Dia mengangguk. Menyodorkan pisau.
Baratab memegang pisau itu dengan mata menerawang. "Tidak semua sihir itu bersifat cahaya. Ada sebagian terjerumus ke sifat gelap. Bukankah hidup tanpa magia adalah kebebasan yang sebenarnya?"
"A-apa yang mau kau lakukan?"
Baratab tidak menjawab, mengeluarkan sebuah alat aneh berbentuk segitiga dari balik jubah sebesar kepalan tangan pria dewasa. Alat itu terbuat dari logam gelap yang mengkilap dengan sudut-sudut tajam dan garis-garis halus membentang di permukaannya. Di tengah lapisan segitiga, terdapat sebuah mata tertutup.

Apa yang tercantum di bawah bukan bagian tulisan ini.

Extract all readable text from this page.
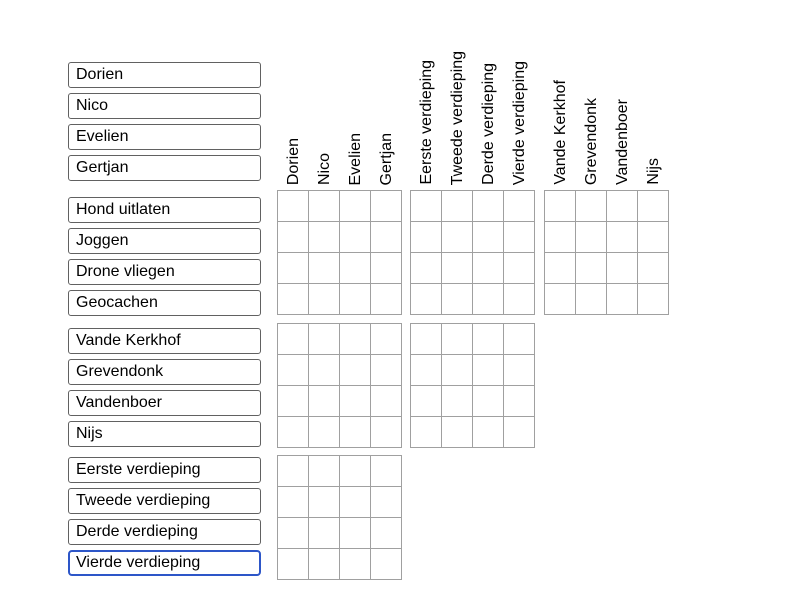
Dorien Nico Evelien Gertjan Eerste verdieping Tweede verdieping Derde verdieping Vierde verdieping Vande Kerkhof Grevendonk Vandenboer Nijs
Dorien
Nico
Evelien
Gertjan
Hond uitlaten
Joggen
Drone vliegen
Geocachen
Vande Kerkhof
Grevendonk
Vandenboer
Nijs
Eerste verdieping
Tweede verdieping
Derde verdieping
Vierde verdieping
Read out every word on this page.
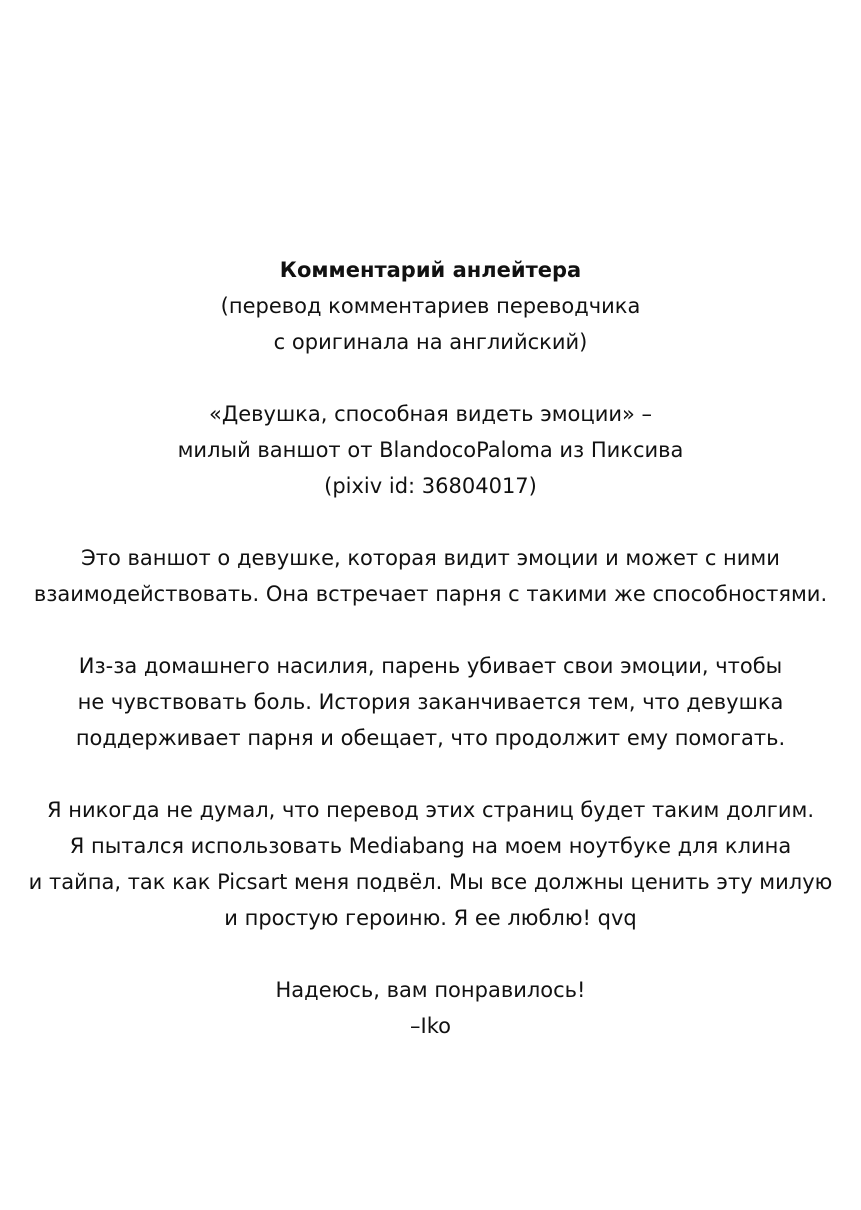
Комментарий анлейтера
(перевод комментариев переводчика
с оригинала на английский)
«Девушка, способная видеть эмоции» –
милый ваншот от BlandocoPaloma из Пиксива
(pixiv id: 36804017)
Это ваншот о девушке, которая видит эмоции и может с ними
взаимодействовать. Она встречает парня с такими же способностями.
Из-за домашнего насилия, парень убивает свои эмоции, чтобы
не чувствовать боль. История заканчивается тем, что девушка
поддерживает парня и обещает, что продолжит ему помогать.
Я никогда не думал, что перевод этих страниц будет таким долгим.
Я пытался использовать Mediabang на моем ноутбуке для клина
и тайпа, так как Picsart меня подвёл. Мы все должны ценить эту милую
и простую героиню. Я ее люблю! qvq
Надеюсь, вам понравилось!
–Iko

"Ini adalah alat untuk menyedot sihir. Kau pasti sudah mengetahuinya," jelasnya tenang. "Dengan ini, kami dapat menarik magia yang ada dalam dirimu, Kala."
Jadi itukah teknologi buatan Klan Gaiara?
Aku menggelengkan kepala, mengusir rasa takut. "Sebenarnya kenapa kau mengambil magia para penyihir? Kenapa?!"
"Pertanyaannya bukan kenapa, tapi apa alasannya." Silitisin yang menjawab. "Kami berencana akan menggulirkan sistem pemerintah yang berlangsung saat ini dan mengembalikannya ke semula."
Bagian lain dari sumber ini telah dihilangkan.